Pendant sept ans, j'ai vécu dans son ombre. Je suis devenue plus qu'une simple femme qui réchauffait son lit. Je suis devenue son outil le plus indispensable. J'ai appris à naviguer dans les courants dangereux de son monde, à gérer ses affaires illicites avec sang-froid et efficacité. J'ai tenu ses comptes, ceux écrits avec du sang et des secrets. Je me suis interposée entre lui et les balles de ses ennemis. Je suis devenue son bouclier, sa confidente, son agent le plus fiable.
Et, idiote que j'étais, je suis tombée amoureuse de lui.
J'ai confondu sa possessivité avec de la protection, son contrôle avec de l'attention.

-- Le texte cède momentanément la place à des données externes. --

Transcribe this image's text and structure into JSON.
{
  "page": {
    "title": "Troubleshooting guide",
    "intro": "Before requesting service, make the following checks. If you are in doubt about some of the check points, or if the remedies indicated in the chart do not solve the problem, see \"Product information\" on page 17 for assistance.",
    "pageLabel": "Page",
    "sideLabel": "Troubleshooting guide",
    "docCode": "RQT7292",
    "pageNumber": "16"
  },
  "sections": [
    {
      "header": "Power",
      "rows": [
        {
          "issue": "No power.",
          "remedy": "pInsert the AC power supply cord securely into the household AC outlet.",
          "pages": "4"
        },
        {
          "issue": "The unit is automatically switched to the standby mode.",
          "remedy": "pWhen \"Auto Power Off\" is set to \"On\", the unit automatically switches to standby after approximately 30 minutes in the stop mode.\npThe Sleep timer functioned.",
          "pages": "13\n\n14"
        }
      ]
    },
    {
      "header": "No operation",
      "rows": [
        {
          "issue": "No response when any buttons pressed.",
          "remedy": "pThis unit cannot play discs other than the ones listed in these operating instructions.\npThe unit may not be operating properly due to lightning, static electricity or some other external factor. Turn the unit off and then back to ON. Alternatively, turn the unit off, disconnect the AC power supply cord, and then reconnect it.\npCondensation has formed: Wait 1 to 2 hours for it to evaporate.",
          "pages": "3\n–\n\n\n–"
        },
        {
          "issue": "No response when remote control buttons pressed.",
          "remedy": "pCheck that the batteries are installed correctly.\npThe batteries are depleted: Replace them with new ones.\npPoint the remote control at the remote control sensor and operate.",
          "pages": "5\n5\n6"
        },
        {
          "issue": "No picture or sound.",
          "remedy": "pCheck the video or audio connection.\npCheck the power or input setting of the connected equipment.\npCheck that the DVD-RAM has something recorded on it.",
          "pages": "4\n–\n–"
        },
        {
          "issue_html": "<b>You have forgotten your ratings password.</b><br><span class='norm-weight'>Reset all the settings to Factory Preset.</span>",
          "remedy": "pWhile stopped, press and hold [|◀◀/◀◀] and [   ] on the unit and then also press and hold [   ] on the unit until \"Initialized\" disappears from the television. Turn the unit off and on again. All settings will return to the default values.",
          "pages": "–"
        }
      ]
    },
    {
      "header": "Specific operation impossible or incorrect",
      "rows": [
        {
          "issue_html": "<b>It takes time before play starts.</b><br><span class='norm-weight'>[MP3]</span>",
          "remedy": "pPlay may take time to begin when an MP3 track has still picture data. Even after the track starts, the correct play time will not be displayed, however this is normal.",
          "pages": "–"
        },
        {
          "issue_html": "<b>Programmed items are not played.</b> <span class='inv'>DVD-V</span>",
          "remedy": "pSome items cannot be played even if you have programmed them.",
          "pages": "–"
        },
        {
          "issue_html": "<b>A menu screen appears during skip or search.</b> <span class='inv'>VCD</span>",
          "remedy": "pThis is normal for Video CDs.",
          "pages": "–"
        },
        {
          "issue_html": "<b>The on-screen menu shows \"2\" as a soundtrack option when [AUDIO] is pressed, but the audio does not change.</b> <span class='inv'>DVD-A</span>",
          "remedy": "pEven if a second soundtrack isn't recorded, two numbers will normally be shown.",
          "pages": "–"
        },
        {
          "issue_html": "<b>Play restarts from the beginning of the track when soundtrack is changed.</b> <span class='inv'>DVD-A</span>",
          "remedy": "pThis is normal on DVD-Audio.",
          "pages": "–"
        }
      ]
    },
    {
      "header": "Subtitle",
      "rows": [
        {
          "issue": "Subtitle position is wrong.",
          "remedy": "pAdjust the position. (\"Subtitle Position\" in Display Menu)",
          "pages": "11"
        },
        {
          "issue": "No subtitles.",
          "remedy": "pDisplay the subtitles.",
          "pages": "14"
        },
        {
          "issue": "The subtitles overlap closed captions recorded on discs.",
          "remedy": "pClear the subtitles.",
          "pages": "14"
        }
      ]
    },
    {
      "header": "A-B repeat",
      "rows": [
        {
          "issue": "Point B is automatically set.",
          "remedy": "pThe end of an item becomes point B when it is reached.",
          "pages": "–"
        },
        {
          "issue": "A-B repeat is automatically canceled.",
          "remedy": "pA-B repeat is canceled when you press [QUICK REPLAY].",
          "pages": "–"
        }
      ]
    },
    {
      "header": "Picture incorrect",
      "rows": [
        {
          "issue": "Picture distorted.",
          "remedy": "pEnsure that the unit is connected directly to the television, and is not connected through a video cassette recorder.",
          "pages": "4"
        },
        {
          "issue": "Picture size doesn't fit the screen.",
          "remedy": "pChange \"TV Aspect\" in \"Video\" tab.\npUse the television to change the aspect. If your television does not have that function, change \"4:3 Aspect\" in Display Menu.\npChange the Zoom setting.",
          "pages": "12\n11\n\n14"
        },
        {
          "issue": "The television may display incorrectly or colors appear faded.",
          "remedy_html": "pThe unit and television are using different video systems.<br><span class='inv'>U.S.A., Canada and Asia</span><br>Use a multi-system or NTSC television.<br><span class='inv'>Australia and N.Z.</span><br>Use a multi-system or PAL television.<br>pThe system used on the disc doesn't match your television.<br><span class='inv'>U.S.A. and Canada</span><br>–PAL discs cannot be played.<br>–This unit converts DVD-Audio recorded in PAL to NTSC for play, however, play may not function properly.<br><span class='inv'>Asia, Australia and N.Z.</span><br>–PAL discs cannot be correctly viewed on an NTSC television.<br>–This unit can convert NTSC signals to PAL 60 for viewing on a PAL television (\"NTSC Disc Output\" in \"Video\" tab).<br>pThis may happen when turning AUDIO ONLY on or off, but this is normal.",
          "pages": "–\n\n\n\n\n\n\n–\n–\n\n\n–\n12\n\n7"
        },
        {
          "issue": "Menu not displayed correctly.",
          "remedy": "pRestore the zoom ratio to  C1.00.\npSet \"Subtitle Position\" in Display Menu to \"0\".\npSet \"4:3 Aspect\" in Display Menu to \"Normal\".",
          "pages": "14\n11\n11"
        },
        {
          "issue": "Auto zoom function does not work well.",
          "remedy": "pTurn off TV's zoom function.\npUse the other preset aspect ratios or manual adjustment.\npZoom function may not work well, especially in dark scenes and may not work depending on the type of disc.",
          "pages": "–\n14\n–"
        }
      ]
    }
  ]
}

Il m'a offert une vie de luxe, m'a couverte de diamants et m'a protégée de la laideur du monde qu'il commandait. En retour, je lui ai donné ma loyauté, mon corps et mon cœur.
Tout le monde dans son cercle croyait que j'étais différente. Ils voyaient la façon dont ses yeux me suivaient, la façon dont il me laissait entrer dans son bureau privé quand personne d'autre n'y était autorisé. Ils chuchotaient que je serais celle qui deviendrait enfin Madame Beaumont.
Je le croyais aussi.
Jusqu'à la nuit dernière.
Après une nuit de passion torride, alors qu'il me tenait dans ses bras, son corps encore moite de sueur, sa respiration se calmant contre mes cheveux, il est soudainement devenu froid.
Il s'est écarté, s'asseyant sur le bord du lit, son dos un mur de muscles rigide.
« Alexa », a-t-il dit, sa voix dépourvue de la chaleur qu'elle avait quelques instants auparavant. « J'ai un travail pour toi. »
Je me suis assise, un nœud d'inquiétude se serrant dans mon estomac. « Qu'est-ce que c'est ? »
Il s'est tourné vers moi, ses beaux traits dans l'ombre, ses yeux tenant une cruauté familière et glaçante. « Je veux que tu séduises Éric Valois. »
Mon monde, que j'avais si soigneusement construit autour de l'illusion de son amour, s'est brisé en un million de morceaux.
Il ne s'est pas arrêté là. Il a exposé le plan avec une précision froide. Je devais me rapprocher d'Éric Valois, son grand rival en affaires comme dans le crime. Je devais devenir l'amante d'Éric, créer un scandale public si explosif qu'il ferait la une de tous les journaux de Lyon.
« Pourquoi ? » Le mot était un son brut, blessé.
La mâchoire de Damien s'est crispée. « Parce que Camille est obsédée par lui. Elle pense que c'est une sorte de héros romantique. Je veux briser cette illusion. Je veux qu'elle le voie pour ce qu'il est : juste un autre homme qu'on peut faire tomber. Quand elle aura le cœur brisé, quand son fantasme sera détruit... elle viendra enfin à moi. »
Camille de La Roche. La première mondaine de la ville, l'héritière gâtée et naïve de l'empire de La Roche. La « lune blanche » de Damien. La femme qu'il poursuivait depuis des années, la seule femme qui le rejetait constamment, son cœur fixé sur le seul homme que Damien ne pouvait pas vaincre : Éric Valois.